現在黒い塔は王宮の真後ろに停まっている。マグロイ騎士団はずいぶんと前から黒い塔対策をはじめた。黒い塔が足をたたんだ三日前から、野営地を建て、いつ襲われてもいいように準備をしてきた。しかし、塔からのアクションは何もない。そこで今日、マグロイ騎士団は塔への突入を決めた。

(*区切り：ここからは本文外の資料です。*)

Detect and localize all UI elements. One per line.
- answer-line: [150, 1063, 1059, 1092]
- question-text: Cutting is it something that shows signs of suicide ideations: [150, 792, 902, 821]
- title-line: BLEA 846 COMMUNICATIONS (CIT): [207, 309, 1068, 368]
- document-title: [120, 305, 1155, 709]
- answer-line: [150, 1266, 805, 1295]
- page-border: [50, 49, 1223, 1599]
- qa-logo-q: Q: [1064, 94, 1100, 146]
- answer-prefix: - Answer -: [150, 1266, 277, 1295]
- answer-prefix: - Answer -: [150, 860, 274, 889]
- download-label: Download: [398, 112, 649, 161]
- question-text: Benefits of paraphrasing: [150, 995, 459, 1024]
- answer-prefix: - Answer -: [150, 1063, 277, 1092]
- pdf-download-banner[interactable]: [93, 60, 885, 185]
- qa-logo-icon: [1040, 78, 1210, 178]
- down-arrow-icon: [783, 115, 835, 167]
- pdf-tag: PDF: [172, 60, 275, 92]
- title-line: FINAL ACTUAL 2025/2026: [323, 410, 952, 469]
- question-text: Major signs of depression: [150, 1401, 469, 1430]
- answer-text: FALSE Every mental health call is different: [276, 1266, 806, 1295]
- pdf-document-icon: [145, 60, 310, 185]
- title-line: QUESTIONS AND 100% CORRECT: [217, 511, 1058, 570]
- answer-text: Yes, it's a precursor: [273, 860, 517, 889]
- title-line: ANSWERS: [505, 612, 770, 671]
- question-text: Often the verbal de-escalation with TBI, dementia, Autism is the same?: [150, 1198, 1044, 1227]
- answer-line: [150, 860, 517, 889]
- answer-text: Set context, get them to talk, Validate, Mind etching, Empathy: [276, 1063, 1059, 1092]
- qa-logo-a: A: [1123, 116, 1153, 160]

シャーリー達王宮の人間は塔が見えるテラスまで足を運んだ。そこには勇ましい騎士団が百人以上集まっていた。騎士団の人間がここまで集まっているのは稀なことだ。
「さぁ、行くぞ!」
『おおー!』
騎士団長が部下に号令をかけ、士気を高める。
「サァサは行かないの?」
「私は王宮に侵入してきた敵の対処する役目ですので」
マグロイ騎士団による黒い塔侵入作戦が始まった。
方法はシンプルなもので、玄関と思わしき亀裂が入った個所に丸太をぶつけこじ開けるといったものだ。
もちろん玄関を開ける方法は模索したが、硬い黒い外壁しかなかった。
『せーっの!』
一回目、玄関と思わしき箇所は開かない。二回、三回と続けるがびくとも言わない。それを見た騎士団は次の作戦の準備を始めていた。
次の作戦は熱。その次は工具。それでもだめなら魔法。時間はかかるだろうが確実に開く。シャーリーはそう思った。
しかし、彼女の思惑は外れる。
突如、黒い塔からけたたましい警告音が鳴る。同時にアナウンスも流れた。
「アレシアさんがお越しです。みなさん、玄関口までお出迎えに行きましょう」
塔の玄関が開く。騎士が開けようとしていた場所は玄関で間違いなかったようだ。
「スクラピが出てくるぞ!細身に黒いローブ、鳥仮面、手に持った杖から糸を出す…やつ……だ?」
騎士団は困惑する。塔から出てきたのは、情報とは程遠い姿をしていた。筋骨隆々な体に燕尾服、鬼の仮面。手は固く拳を握っていた。